Cosmological perturbations in the (1+3+6)-dimensional space-times

TL;DR

This paper analyzes cosmological perturbations in a (1+3+6)-dimensional universe, deriving solutions for both small and large wave-numbers, and examines how these perturbations evolve and influence the spectrum over time.

Contribution

It extends Abbott et al.'s formalism by deriving large wave-number solutions and analyzing their dependence on two wave-numbers, revealing their dominance in different regimes.

Findings

Large wave-number solutions depend on two wave-numbers, k_r and k_R.

Perturbation dominance varies with the ratio of wave-numbers and scale-factors.
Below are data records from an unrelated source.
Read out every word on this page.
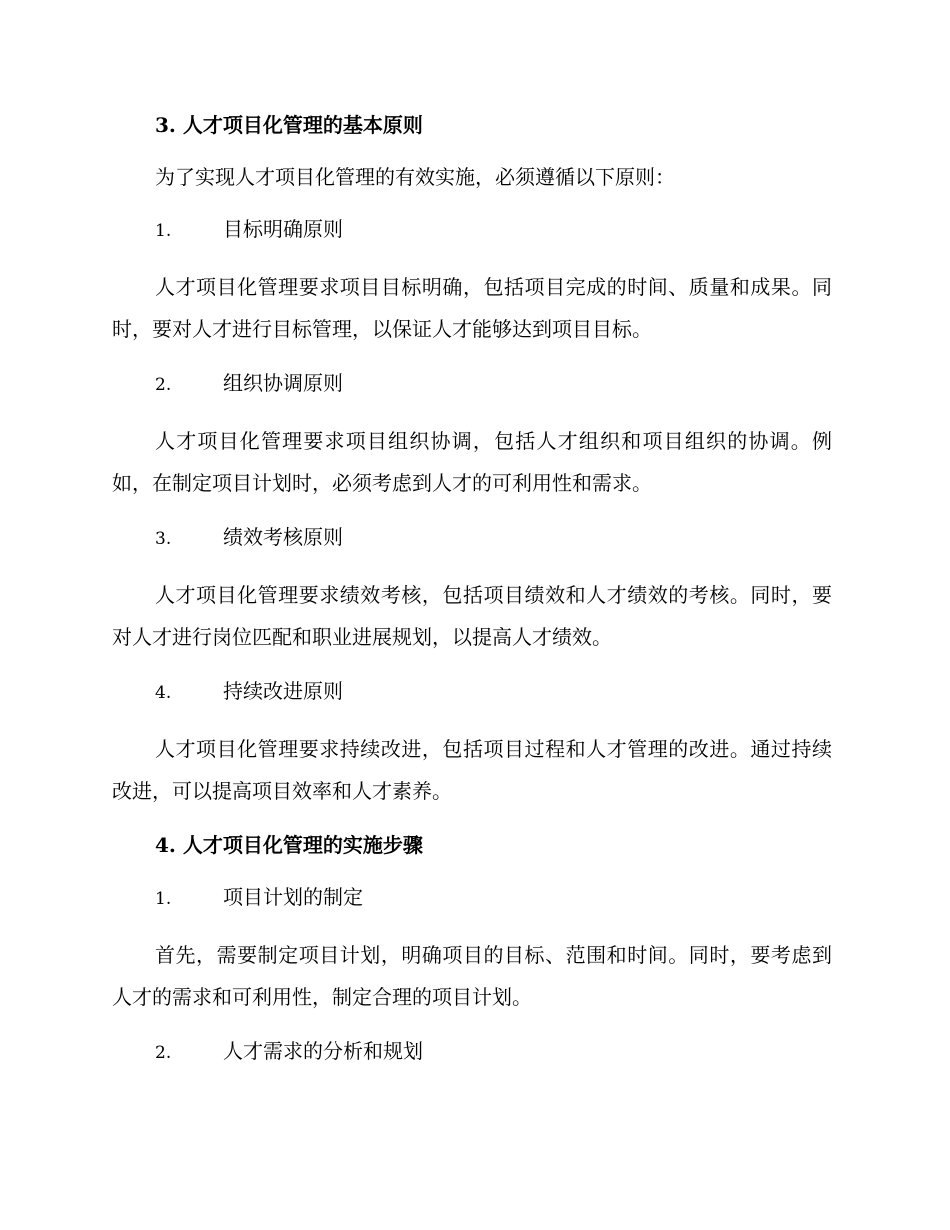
3. 人才项目化管理的基本原则
为了实现人才项目化管理的有效实施，必须遵循以下原则：
1.	目标明确原则
人才项目化管理要求项目目标明确，包括项目完成的时间、质量和成果。同时，要对人才进行目标管理，以保证人才能够达到项目目标。
2.	组织协调原则
人才项目化管理要求项目组织协调，包括人才组织和项目组织的协调。例如，在制定项目计划时，必须考虑到人才的可利用性和需求。
3.	绩效考核原则
人才项目化管理要求绩效考核，包括项目绩效和人才绩效的考核。同时，要对人才进行岗位匹配和职业进展规划，以提高人才绩效。
4.	持续改进原则
人才项目化管理要求持续改进，包括项目过程和人才管理的改进。通过持续改进，可以提高项目效率和人才素养。
4. 人才项目化管理的实施步骤
1.	项目计划的制定
首先，需要制定项目计划，明确项目的目标、范围和时间。同时，要考虑到人才的需求和可利用性，制定合理的项目计划。
2.	人才需求的分析和规划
The spectrum of outer space perturbations evolves over time based on these solutions.

Abstract

Cosmological perturbations in the (1+3+6)-dimensional space-times including photon gas without viscous processes are studied on the basis of Abbott et al.'s formalism. Space-times consist of the outer space (the 3-dimensional expanding section) and the inner space (the 6-dimensional section). The inner space expands initially and contracts later. Abbott et al. derived only power-type solutions in the small wave-number limit which appear at the final stage of the space-times. In this paper, we derive not only small wave-number solutions, but also large wave-number solutions. It is found that the latter solutions depend on the two wave-numbers k_r and k_R (which are defined in the outer and inner spaces, respectively), and that the k_r-dependent and k_R-dependent parts dominate the total perturbations when (k_r/r(t))/(k_R/R(t)) >> 1 or << 1, respectively, where r(t) and R(t) are the scale-factors in the outer and inner spaces. By comparing the behaviors of these perturbations, moreover, changes in the spectrum of perturbations in the outer space with time are discussed.